Heffelman v. Otsego Water-power Co.

78 Mich. 121 | Mich. | 1889

Lead Opinion

Campbell, J.

Plaintiff sued defendant for overflowing his land. It appeared that in 1866, in consequence of a dispute concerning flowage, an arbitration was had which resulted in an agreement whereby, in consideration of $75, a 99-years’ privilege was granted defendant to raise the water, according to the following terms:

The arbitrators have caused a survey to be made, and marks to be made by the county surveyor, which said marks are to designate the height to which the said water-power company, or their successors and representatives, are to raise the dam across the Kalamazoo river, and which marks are as follows: The first mark is at a point 30 and ll-lff inches above the height of the dam, and on the south side of the buttonwood tree 6 inches in diameter, 17 rods and 12 links south, and 14 links west, of the £ post on the north line of section 23, in said township and range. The second mark, 26-i inches above the dam, on a buttonwood stub 5 inches in diameter, south, 28 degrees west, from the first mark, and between the river and race.

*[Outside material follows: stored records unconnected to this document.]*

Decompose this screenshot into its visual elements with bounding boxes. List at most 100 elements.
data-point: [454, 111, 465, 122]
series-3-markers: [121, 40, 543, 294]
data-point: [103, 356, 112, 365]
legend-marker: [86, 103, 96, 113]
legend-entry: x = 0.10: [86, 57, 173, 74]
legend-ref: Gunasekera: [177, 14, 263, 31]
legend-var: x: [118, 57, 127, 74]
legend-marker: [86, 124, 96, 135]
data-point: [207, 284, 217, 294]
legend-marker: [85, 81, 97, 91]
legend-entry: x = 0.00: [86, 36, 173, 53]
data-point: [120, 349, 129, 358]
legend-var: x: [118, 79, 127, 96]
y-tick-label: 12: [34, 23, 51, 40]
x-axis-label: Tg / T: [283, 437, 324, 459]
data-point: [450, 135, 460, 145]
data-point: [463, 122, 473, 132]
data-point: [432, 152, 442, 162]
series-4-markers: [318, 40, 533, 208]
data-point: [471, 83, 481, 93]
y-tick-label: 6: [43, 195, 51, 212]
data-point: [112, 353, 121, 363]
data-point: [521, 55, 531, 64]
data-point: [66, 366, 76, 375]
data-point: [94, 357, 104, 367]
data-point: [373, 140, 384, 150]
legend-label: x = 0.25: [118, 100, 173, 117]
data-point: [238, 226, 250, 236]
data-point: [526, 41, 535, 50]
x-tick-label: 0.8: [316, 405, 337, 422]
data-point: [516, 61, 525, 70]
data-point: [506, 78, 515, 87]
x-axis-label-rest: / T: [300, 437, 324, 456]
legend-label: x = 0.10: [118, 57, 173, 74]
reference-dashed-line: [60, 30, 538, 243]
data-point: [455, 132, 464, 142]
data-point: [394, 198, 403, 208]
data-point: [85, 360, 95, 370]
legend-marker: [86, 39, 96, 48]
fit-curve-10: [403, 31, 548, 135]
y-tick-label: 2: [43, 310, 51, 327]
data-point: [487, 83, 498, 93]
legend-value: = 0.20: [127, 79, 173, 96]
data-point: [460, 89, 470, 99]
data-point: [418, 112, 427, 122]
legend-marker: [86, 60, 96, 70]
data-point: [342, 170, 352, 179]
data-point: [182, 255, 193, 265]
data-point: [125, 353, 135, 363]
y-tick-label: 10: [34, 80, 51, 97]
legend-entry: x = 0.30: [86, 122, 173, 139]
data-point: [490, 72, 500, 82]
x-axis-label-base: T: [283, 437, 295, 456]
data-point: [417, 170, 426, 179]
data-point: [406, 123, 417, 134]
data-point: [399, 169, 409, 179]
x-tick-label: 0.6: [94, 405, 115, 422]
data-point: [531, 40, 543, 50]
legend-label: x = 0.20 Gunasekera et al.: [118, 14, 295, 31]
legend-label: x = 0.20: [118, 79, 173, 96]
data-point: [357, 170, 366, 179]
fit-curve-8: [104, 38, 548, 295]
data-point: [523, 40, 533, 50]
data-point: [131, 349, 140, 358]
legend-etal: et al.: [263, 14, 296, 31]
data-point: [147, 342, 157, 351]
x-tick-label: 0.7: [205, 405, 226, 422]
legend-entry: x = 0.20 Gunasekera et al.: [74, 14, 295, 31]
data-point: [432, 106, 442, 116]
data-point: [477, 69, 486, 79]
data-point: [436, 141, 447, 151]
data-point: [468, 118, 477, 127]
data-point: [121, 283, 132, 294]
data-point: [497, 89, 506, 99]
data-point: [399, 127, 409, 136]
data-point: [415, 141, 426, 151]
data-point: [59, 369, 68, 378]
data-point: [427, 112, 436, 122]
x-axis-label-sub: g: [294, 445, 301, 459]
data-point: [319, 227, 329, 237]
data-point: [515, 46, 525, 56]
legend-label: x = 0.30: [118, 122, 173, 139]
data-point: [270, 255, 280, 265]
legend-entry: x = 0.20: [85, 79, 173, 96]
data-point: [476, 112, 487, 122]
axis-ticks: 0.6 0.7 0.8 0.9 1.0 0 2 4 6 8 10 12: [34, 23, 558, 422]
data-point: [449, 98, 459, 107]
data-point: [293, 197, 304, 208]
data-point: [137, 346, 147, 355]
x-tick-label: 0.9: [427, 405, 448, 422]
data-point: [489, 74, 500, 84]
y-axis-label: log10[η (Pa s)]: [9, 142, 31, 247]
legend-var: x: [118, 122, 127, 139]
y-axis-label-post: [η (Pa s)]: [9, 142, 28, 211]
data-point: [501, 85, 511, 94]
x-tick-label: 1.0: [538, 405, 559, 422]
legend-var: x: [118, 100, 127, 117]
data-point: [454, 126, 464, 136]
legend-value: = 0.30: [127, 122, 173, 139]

The third mark is on a level with the top of the dam or slash-boards, on an elm tree about 12 inches in diameter, and stands south, 50 degrees 10 minutes west, from the first mark, and between the race and river, — all as made and designated by Ira Chichester, county surveyor, September 3, 1866; and for a more particular description thereof reference is had to said record by said surveyor in his office, and in the register’s office of the county.”

The buttonwood tree is the only land-mark left. The only contention of any consequence is whether the mark on that tree is the mark of the water-level agreed upon, or 30 and 11-16 inches above it. Defendant claims the deed cannot be explained aliunde, and that the true mark is at the stipulated water-level, and not above it.

The Chichester survey is lost, but secondary evidence was let in, which seems to us to comply with all the legal rules for its admission. That survey very distinctly *123indicates, and the finding establishes, that the witness marks on the buttonwood tree, and stump were meant to be above the water-line to the extent named, and the elm-tree mark to be on, a level with it.

As this survey is referred to in the deed for greater certainty, it legally formed a part of it, and both should be construed together

But we see no ambiguity in the deed. No two of the tree marks are on the same level. If the buttonwood-tree mark should govern, the water would cover the stump mark, and rise two feet and a half above the elm mark. And if the buttonwood-tree mark should stand as the level, it would be surrounded by water up to that height, and not visible unless at lower water. It is certain that water could not at the same time be" at two different levels on the different sides of the stream, and no one would place land-marks where they could be of no possible practical use.

The deed could not be made worse by the introduction of testimony conforming to it, and defendant, even if the secondary evidence was incomplete, could not complain of an immaterial error.

The, judgment below conformed to the agreement, and must be affirmed, with costs.

Sherwood, O. J., Champlin and Morse, JJ., concurred. Long, J., did not sit.





Rehearing

In this case a rehearing was granted at the January term, 1890, and the following opinion was filed, February 30, 1890:

Campbell, J.

A rehearing of this case was allowed to defendant upon a claim that some matters in the record had been misapprehended. On a re-argument, we have found no reason to change the views expressed *124in our former opinion, that defendants were not entitled to raise the water up to the marks on the buttonwood tree and stub mentioned in their grant or lease of the right of power, but, on the contrary, that the marks referred to in the lease were established as points or levels from which to measure downward, the number of inches specified, to the point or line beyond which the water could not be raised.

The judgment below will therefore stand affirmed, with costs of both hearings in this Court.

Champlin, C. J., Morse and Grant, JJ., concurred. Long, J., did not sit.